The best approach is to try to reach patients with behavioral health issues before a crisis, DeAngelis said. Primary care physicians, schools, community centers, early intervention teams, outpatient psychiatrists, and other providers can help their patients manage mental health issues, she said.
“In our community, demand for beds on inpatient psychiatric units exceeds supply,” Diane Custer, Abington’s emeritus chair of psychiatry, said in an emailed statement. “Our crisis clinicians search a 600-mile radius over many states and are still not able to find beds for every patient that needs one.”

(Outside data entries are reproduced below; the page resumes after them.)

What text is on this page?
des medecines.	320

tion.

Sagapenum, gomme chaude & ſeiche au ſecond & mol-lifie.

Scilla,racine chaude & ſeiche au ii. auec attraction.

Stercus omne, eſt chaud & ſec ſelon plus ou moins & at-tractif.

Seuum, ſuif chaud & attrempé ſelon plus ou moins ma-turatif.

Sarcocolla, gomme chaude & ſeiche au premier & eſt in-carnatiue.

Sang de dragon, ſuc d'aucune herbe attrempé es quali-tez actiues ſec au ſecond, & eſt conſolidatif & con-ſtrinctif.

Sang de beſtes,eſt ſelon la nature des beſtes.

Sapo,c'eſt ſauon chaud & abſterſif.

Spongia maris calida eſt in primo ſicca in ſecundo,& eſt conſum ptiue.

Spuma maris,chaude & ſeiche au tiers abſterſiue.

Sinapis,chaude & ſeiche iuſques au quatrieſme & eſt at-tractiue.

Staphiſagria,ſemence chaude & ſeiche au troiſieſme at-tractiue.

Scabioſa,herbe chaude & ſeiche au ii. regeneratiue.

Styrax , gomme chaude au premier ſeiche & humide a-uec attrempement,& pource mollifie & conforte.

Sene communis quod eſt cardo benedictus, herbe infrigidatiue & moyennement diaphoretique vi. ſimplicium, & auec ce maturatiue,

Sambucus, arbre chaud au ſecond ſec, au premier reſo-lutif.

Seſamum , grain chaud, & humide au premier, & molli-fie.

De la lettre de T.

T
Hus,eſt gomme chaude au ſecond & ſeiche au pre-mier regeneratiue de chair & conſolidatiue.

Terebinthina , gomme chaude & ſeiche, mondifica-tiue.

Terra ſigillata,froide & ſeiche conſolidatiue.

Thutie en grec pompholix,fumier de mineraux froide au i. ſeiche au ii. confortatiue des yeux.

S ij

Curran said she is optimistic about Pennsylvania’s updated regulations and licensing requirements around crisis management. In 2019, Pennsylvania’s Independent Regulatory Review Commission approved new regulations for outpatient psychiatric services that required 50% of psychiatric time to be provided by advanced practice professionals or through telehealth. Curran also pointed out that increasing access to evidence-based treatments for mental health, such as cognitive behavioral therapy, can help people avoid hospitalization.
“We can’t wave a wand and make that happen overnight but can we get there sooner so we don’t get to that place where people are hospitalized?” Curran said. “And is there any other level of care that we can do rather than inpatient? Definitely.”